Mind Whispering
Author:Tara Bennett-Goleman
Language: eng
Format: epub
Publisher: HarperCollins
Published: 2013-03-06T16:00:00+00:00
One-Pointedness
Focusing on just one thing calms the mind. As your mind grows quieter and more spacious, you can begin to see yourself with greater clarity, to perceive what’s genuinely there. It’s like letting muddy water settle; once the mud sinks to the bottom, the water clears. One-pointedness of attention is a kind of settling of the mind, protecting the mind from distraction.
Collecting attention on one point of focus has powerful benefits for mode work. It both calms our disturbing emotions and creates more breathing space around our habitual reactions. We’re less likely to head for the exit when we face the unsettling feelings that can arise when we challenge mode habits.
If you anchor your boat, it can still experience the currents of the sea, but it doesn’t get carried away by them—it stays put. One-pointedness acts like an anchor for the mind.
Find a quiet time and place, and sit quietly, bringing your focus to your breathing. Don’t try to control it in any way; just be fully aware of the sensations of your breath. When you concentrate on your breath, it becomes the anchor where you continually return. If you steadily stay with the breath for a while, your attention will begin to feel more stable. The more stable your concentration, the more this mental skill will transfer to being more present to sounds, images, feelings—to all of life’s experiences.
You can play with this practice—try to notice when your mind wanders—then redirect your attention to what is occurring in the present. You can always use the one-pointedness on your breath as an anchor.

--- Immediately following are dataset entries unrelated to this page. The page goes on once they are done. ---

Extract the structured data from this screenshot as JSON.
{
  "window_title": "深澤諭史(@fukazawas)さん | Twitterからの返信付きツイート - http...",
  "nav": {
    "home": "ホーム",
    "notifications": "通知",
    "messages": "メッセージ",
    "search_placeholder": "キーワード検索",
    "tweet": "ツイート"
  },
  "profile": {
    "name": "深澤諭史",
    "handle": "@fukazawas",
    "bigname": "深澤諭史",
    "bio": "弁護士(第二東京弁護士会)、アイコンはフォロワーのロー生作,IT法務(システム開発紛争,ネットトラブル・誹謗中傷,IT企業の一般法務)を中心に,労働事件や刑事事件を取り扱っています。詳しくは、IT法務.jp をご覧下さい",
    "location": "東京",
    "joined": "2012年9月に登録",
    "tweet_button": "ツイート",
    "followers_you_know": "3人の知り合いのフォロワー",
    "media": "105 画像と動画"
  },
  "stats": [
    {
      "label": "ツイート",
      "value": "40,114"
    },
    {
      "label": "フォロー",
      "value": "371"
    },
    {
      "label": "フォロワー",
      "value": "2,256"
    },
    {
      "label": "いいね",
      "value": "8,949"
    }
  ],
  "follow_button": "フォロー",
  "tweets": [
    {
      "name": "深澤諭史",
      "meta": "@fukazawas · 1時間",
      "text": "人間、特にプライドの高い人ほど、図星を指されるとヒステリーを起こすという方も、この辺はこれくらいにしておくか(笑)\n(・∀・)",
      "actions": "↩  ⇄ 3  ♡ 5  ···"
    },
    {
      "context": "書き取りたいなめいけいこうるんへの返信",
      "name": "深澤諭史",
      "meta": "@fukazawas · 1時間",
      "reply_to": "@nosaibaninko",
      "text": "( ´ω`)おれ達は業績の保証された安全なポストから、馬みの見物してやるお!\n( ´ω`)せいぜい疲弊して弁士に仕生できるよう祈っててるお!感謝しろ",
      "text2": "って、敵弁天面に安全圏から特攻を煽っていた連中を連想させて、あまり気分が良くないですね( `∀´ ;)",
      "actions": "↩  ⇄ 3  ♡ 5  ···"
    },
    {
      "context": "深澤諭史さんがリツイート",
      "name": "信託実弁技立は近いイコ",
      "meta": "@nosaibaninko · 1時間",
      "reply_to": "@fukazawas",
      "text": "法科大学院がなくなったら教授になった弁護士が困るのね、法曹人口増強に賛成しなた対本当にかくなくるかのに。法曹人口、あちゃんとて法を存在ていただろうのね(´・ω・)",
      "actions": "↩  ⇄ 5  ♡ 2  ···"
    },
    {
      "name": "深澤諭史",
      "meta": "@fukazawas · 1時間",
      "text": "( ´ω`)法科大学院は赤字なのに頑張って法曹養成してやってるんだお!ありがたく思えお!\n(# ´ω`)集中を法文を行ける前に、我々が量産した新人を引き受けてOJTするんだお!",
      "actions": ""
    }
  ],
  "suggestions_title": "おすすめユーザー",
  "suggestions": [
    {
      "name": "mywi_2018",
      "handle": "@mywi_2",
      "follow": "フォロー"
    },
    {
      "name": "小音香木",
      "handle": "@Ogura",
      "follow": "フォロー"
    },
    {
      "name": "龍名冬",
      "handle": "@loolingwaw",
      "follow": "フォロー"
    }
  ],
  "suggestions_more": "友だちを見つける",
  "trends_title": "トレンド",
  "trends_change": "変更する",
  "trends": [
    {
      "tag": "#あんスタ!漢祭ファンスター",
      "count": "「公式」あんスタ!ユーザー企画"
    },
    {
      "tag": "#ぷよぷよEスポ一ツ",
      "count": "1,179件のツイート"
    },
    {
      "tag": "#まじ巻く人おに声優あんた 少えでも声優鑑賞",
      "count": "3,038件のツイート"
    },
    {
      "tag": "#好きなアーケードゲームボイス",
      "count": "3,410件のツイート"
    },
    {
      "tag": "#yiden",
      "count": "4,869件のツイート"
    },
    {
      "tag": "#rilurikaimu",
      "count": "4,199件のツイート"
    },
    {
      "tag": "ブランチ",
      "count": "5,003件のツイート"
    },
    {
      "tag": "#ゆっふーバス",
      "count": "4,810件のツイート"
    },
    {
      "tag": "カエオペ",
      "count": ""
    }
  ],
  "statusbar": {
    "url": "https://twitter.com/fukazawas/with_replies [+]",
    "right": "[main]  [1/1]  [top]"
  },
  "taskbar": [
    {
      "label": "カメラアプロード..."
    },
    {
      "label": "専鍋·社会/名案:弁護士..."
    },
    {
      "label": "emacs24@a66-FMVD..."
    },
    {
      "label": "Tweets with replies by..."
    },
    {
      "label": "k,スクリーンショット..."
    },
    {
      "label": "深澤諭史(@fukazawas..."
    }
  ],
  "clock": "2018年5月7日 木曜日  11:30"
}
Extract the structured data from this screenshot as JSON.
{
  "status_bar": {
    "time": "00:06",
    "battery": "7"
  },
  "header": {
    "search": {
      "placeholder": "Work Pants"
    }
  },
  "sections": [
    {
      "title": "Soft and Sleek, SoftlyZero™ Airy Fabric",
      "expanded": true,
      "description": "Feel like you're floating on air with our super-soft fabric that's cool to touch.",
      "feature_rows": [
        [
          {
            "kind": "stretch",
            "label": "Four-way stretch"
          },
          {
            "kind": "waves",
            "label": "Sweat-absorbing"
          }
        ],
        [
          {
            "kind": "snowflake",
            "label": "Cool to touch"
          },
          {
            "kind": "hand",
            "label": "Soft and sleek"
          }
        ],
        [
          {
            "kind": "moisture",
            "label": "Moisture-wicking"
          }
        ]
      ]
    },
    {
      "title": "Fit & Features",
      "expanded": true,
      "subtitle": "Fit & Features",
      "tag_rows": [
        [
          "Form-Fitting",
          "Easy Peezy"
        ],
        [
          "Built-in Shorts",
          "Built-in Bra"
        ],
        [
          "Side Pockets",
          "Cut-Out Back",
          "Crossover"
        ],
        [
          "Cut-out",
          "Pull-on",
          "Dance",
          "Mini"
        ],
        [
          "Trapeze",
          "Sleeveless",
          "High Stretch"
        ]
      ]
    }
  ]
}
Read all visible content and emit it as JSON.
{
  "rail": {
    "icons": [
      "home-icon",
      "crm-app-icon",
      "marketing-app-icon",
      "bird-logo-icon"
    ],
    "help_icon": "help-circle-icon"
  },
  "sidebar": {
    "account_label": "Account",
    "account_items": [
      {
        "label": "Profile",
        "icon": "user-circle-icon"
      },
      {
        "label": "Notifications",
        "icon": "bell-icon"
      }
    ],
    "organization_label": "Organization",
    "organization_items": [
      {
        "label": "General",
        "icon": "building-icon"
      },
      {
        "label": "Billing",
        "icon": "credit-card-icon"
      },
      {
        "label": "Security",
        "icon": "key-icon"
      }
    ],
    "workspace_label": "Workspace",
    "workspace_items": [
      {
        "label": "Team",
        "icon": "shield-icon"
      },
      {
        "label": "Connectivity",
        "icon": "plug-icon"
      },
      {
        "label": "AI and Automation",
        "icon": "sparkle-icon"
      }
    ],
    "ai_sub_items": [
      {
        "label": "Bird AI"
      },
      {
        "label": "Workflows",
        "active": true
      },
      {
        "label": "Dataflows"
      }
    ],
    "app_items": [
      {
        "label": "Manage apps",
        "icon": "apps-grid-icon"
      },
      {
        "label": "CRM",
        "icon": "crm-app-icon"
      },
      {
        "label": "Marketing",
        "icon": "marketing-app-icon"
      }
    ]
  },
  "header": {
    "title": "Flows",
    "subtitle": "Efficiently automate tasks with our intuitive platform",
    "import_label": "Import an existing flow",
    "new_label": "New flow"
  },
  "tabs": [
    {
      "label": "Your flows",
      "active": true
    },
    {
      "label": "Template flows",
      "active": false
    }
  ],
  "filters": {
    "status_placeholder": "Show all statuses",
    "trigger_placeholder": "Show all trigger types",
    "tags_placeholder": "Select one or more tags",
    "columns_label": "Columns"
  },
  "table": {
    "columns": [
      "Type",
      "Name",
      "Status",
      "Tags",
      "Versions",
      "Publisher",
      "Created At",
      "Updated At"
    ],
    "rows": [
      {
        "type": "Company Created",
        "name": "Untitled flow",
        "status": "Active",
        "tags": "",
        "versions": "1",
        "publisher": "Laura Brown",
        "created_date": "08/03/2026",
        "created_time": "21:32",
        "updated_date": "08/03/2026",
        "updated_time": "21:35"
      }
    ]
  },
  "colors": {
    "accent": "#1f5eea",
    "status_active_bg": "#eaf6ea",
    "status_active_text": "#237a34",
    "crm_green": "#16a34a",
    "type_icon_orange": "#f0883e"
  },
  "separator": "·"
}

Try this: when you first wake up in the morning, for a few minutes direct your mind to your breath rather than just drifting with your thoughts. As thoughts come up in your mind, let them go and return your focus to your breath. See if it makes a difference in how you pay attention to other activities through the rest of your day.
One-pointed attention is the foundation for all other meditative practices. Steadiness of mind lessens the tendency to immediately jump into some other thought, so forgetting what we were in the middle of.3
The Sanskrit word for concentrative meditation, samadhi, means to put together or collect (as in collecting wood to build a fire). To see things clearly, we first need to collect our minds by becoming more focused and composed.
The insecure modes are opposites of concentration: the avoidant cannot sustain focus on what’s so upsetting; the anxious gets too agitated. Then there’s the mind on automatic: a distracted, dull attention that gets swept away by whatever is interesting in that moment. Our thoughts adrift, we are driven by random impulse; our minds do not stay put at all.
But in order to carry through on anything in life, we need sustained attention, the remedy for a scattered mind. Concentration helps us work with our modes in several ways. For one, being able to sustain the continuity of a focused mind builds a stable base for sustaining mindfulness.